Zugebissen: Der weite Weg vom SO zum WIE


Man erkennt den Höhepunkt und den Wohlstand einer Gesellschaft in dem Augenblick, wo sie beginnt, sich ihren eigenen Untergang vorzustellen. Das Abendland kann sich apokalyptischer Projektionen kaum noch entziehen. Das Ende der uns bekannten Welt steht bevor. Hollywood bringt eine Dystopie nach der anderen auf die Leinwand. Weltuntergangsvorstellungen machen sich in der Literatur breit. Politiker sprechen vom Ende des Systems. Das Damoklesschwert des Krieges baumelt über den Köpfen der Erdbewohner. Mit jedem Tag, der vergeht, scheint der absolute Kollaps näher zu kommen und niemand scheint sich ihm entziehen zu können. Und trotzdem dreht sich für die meisten die Welt wie gehabt weiter. 

Einerseits schreien die Propheten der Apokalypse, dass die Endzeit in Sicht ist und predigen Bekehrung. Andrerseits fiebern die Befürworter des Endgerichts diesem Entgegen: Die Welt braucht eine Läuterung, denn sie ist zu sehr im Sündenpfuhl versunken. Es braucht einen Neustart, denn nur aus der Asche kann die neue und beste aller Welten entstehen. Überall erscheinen Symboldeuter und Seher, die im Kleinen und im Großen die Vorzeichen des Untergangs zu erkennen vermögen und diese der Masse zu erklären versuchen. 

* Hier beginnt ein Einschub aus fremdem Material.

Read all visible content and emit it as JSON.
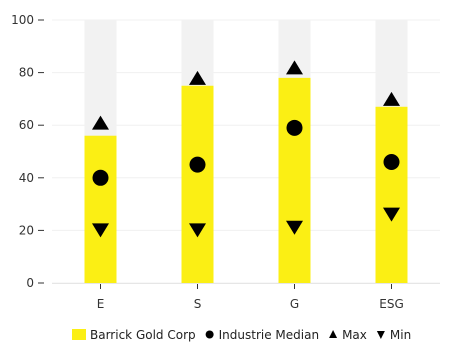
{
  "chart_data": {
    "type": "bar",
    "categories": [
      "E",
      "S",
      "G",
      "ESG"
    ],
    "ylim": [
      0,
      100
    ],
    "yticks": [
      0,
      20,
      40,
      60,
      80,
      100
    ],
    "grid": true,
    "legend_position": "bottom",
    "series": [
      {
        "name": "Barrick Gold Corp",
        "kind": "bar",
        "values": [
          56,
          75,
          78,
          67
        ],
        "color": "#fbef14"
      },
      {
        "name": "Industrie Median",
        "kind": "circle",
        "values": [
          40,
          45,
          59,
          46
        ],
        "color": "#000000"
      },
      {
        "name": "Max",
        "kind": "triangle-up",
        "values": [
          61,
          78,
          82,
          70
        ],
        "color": "#000000"
      },
      {
        "name": "Min",
        "kind": "triangle-down",
        "values": [
          20,
          20,
          21,
          26
        ],
        "color": "#000000"
      }
    ],
    "range_band": {
      "values": [
        100,
        100,
        100,
        100
      ],
      "color": "#f2f2f2"
    }
  }
}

Ihnen gegenüber stehen die Weltuntergangsverweigerer. Die eher Besonnenen, die im Vertrauen zum System und zu den Menschen erkennen, dass eine Krise nicht mehr als eine Krise ist. Die wissen, dass mit den richtigen Maßnahmen zur richtigen Zeit die auf dem Weg liegenden Stolpersteine weggeräumt werden können. Es braucht Beharrlichkeit. Es braucht Ausdauer. Es braucht den gemeinsamen Willen dazu. 

Regiert man aus einer Großkoalition heraus, liegt es auf der Hand, dass hier alle diese Stimmen wiederzufinden sind. Und jede versucht, so laut zu schreien, dass sie die anderen übertönt. Die Regierungskoalition in Rumänien erweist sich in diesen Tagen alles andere als vom gleichen Geist beflügelt. Einerseits: die Gegner der eigenen Regierung predigen den absoluten Untergang des Landes. Die Neustartbefürworter hoffen auf den baldigen Rücktritt des Premiers (der vielleicht auch nur noch Tage entfernt ist, wenn das Verfassungsgericht die Maßnahmen betreffend Renten und Rentenalter im Justizwesen als verfassungswidrig erklärt). Die scheinbar eher wenigen, die versuchen, das ganze Chaos in den Griff zu bekommen, verstehen ihre Rolle als Zugpferde und hoffen dabei, dass sich auch die anderen in das gleiche Joch einspannen lassen und so der Wagen schneller aus dem Graben befreit werden kann. 

In einem Punkt sind sich aber doch alle einig: SO kann es nicht weiter gehen. Leider wird das SO auf unterschiedliche Weise verstanden. Und da man sich in diesem Punkt nicht einig werden kann, kann man auch nicht wirklich festlegen, WIE es weitergehen soll. Auf dem Weg in die scheinbar nicht mehr zu vermeidende rumänische Apokalypse stellt man sich gegenseitig ein Bein und hofft, dass der so verursachte Fall den eher unerwünschten Partnern das Genick bricht. Denn nur wenn man alleine die Zügel in der Hand hat, kann man das SO und das WIE bestimmen. 

Nebenher strauchelt Präsident Dan in Abwesenheit. Der Cotroceni-Palast scheint zur Kommunikationsverweigerung zu verleiten. Die seltenen Momente, in denen er was zu sagen hat, wirken so konfus, dass man meint, der Mathematiker steckt in einer Beweisführung fest, in welcher ihm selber weder das SO noch das WIE noch klar sind.

Währenddessen fühlt der rumänische Otto-Normalverbraucher, dass er erneut auf dem Weg von Irgendwo nach Nirgendwo gelandet ist. Er muss erneut Verständnis aufbringen. Er muss mit beiden Händen anpacken. Er muss bereit sein, mehr als seinen bisherigen Obolus zu leisten. Denn SO kann es nicht weitergehen, will man der Apokalypse entkommen. WIE man das schafft, wird ihm zur rechten Zeit offenbart.